In my textual analyses, transculturation manifests itself in a variety of “trans-” acts: translation, transgression, transcendence, transformation, transplantation, etc. The protagonists acquire “trans-” competence as a strategy to cope with the tension between the two cultural systems.

These “trans-” words suggest the flexibility of transculturation. They together demonstrate both diversity and commonality among the protagonists. Each protagonist explores specific ways to negotiate the tension between holding on to their cultural heritage and assimilating into the mainstream culture. The common part of “trans-” in their adaptive action indicates that despite their differences from the mainstream, from other (ethnic) minorities and even from persons of their group, they are commonly cultural subjects who seek change and construction. This change and construction is a progressive movement toward becoming a self-confident and self-dependent minority.

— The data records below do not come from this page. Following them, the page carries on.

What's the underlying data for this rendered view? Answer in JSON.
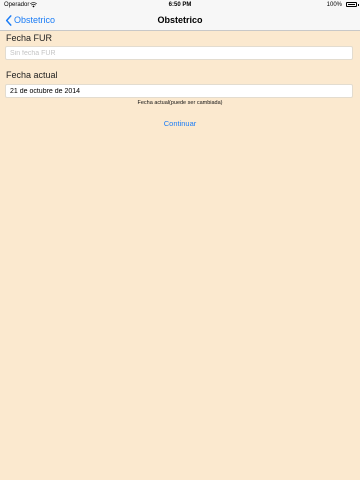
{
  "status_bar": {
    "carrier": "Operador",
    "wifi_icon": "wifi-icon",
    "time": "6:50 PM",
    "battery_percent": "100%",
    "battery_icon": "battery-icon"
  },
  "nav": {
    "back_label": "Obstetrico",
    "back_icon": "chevron-left-icon",
    "title": "Obstetrico"
  },
  "form": {
    "fur_label": "Fecha FUR",
    "fur_value": "",
    "fur_placeholder": "Sin fecha FUR",
    "actual_label": "Fecha actual",
    "actual_value": "21 de octubre de 2014",
    "actual_hint": "Fecha actual(puede ser cambiada)",
    "continue_label": "Continuar"
  },
  "colors": {
    "background": "#fbe9cf",
    "accent": "#1a7cf6",
    "bar": "#f7f7f7"
  }
}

Transcultural competence enables them to cultivate new hybrid identities.

This creative feature can be perceived from two aspects concerning Chinese American experiences. On the one hand, transculturation resists the idea of assimilation into the dominant culture which critics like Frank Chin and Shirley Lim blame or criticize. On the other hand, it subverts a Eurocentric perception that stereotypes Chinese immigrants as alien and exotic. Transculturation moderates the two extremes of American assimilationism and Chinese nativism. It describes how heterogeneous cultures collide, reconcile, and hatch new cultures.

Transculturation takes place over time, and is taking place now and will continue to take place in future. Its temporal stretch prompts an urgency to look back into history and to orient oneself in the future.

From this perspective, both identity and culture have a history, but they are not fixed on that history. They are constantly evolving and negotiated in their contact with other people and cultures. In a transcultural discourse, the difference from others is embraced as individuality specific to a certain person or culture. Thus, different elements exist when cultural subjects come into contact. This coexistence reinforces the importance of cultural negotiation in the multicultural US.